Berbagai narasi, terutama di Opening dan Closing memang memiliki elemen yang dapat diinterpretasikan sebagai tindak tutur provokatif, terutama dalam konteks menghasut atau memprovokasi reaksi terhadap pihak-pihak yang terlibat dalam kecurangan pemilu . Meskipun tidak secara eksplisit mengajak pendengar untuk melakukan tindakan tertentu terhadap oknum-oknum tersebut, penyampaian informasi tentang kecurangan yang terstruktur, sistematis, dan massif, serta penekanan pada keterlibatan pihak-pihak berkuasa, dapat membangkitkan kesadaran dan kemungkinan reaksi kritis atau tindakan dari pendengar.

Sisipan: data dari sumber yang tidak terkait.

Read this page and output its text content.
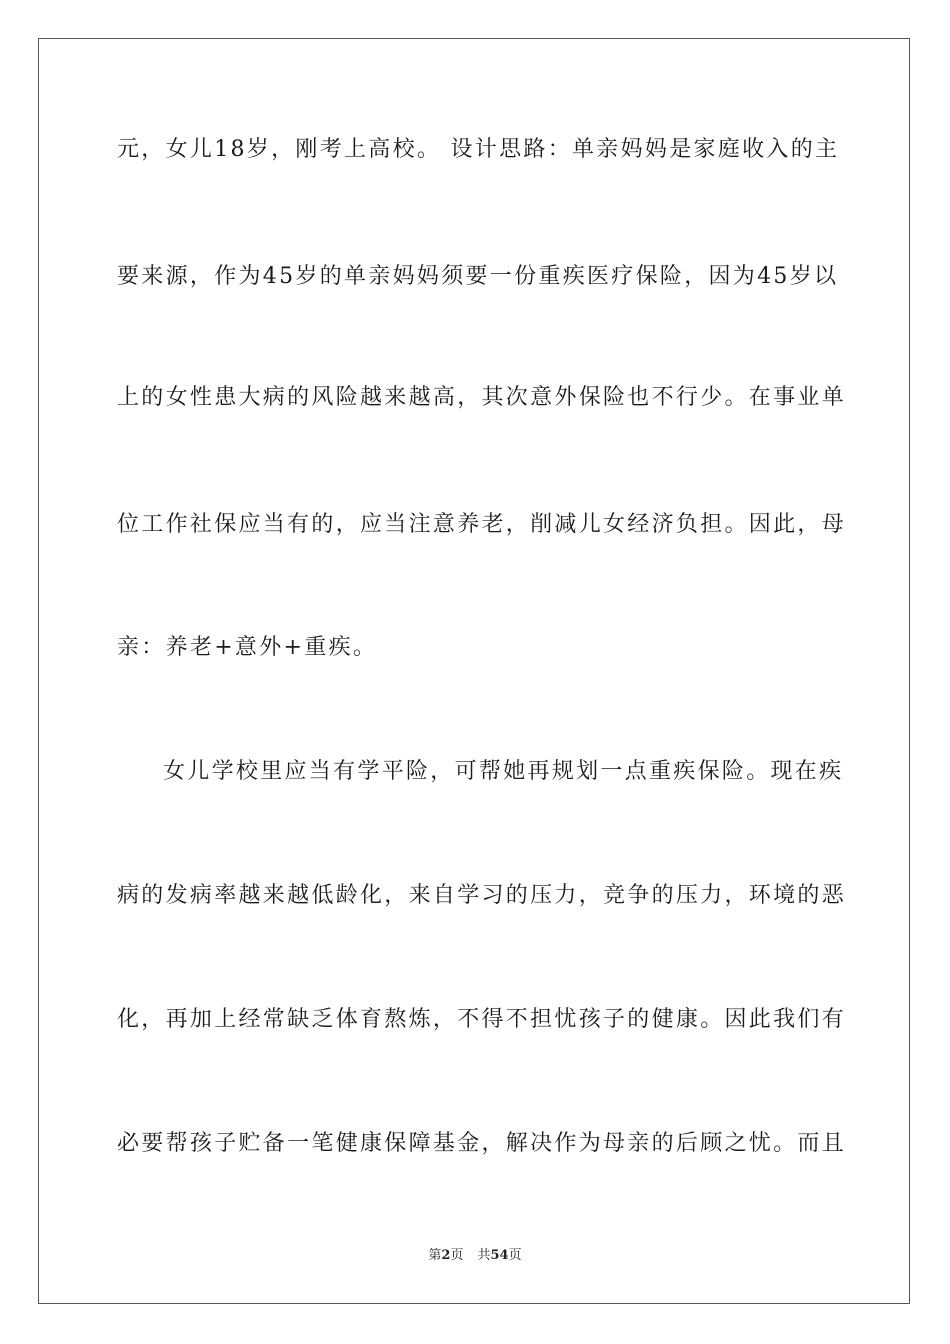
元，女儿18岁，刚考上高校。 设计思路：单亲妈妈是家庭收入的主
要来源，作为45岁的单亲妈妈须要一份重疾医疗保险，因为45岁以
上的女性患大病的风险越来越高，其次意外保险也不行少。在事业单
位工作社保应当有的，应当注意养老，削减儿女经济负担。因此，母
亲：养老+意外+重疾。
女儿学校里应当有学平险，可帮她再规划一点重疾保险。现在疾
病的发病率越来越低龄化，来自学习的压力，竞争的压力，环境的恶
化，再加上经常缺乏体育熬炼，不得不担忧孩子的健康。因此我们有
必要帮孩子贮备一笔健康保障基金，解决作为母亲的后顾之忧。而且
第2页 共54页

Secara semantik, narasi ini mengandung informasi tentang praktik kecurangan dalam pemilu yang melibatkan kolaborasi antara berbagai pihak berkuasa. Secara pragmatik, narasi ini bertujuan untuk pembangun kesadaran kritis dan mungkin memprovokasi tindakan atau reaksi terhadap praktik tersebut. Indikasi provokasi terhadap oknum tertentu terlihat dalam cara narasi.

Secara umum, untuk menentukan kelayakan hukuman, perlu dilakukan evaluasi terhadap konten ujaran, konteksnya, dan dampak yang dihasilkan, dengan mempertimbangkan norma-norma hukum yang berlaku . Tanpa informasi spesifik tentang isi ulasan dan konteks hukum yang relevan, sulit untuk memberikan penilaian definitif mengenai apakah narasi film "Dirty Votes" dapat dikenai hukuman sebagai tindakan provokatif.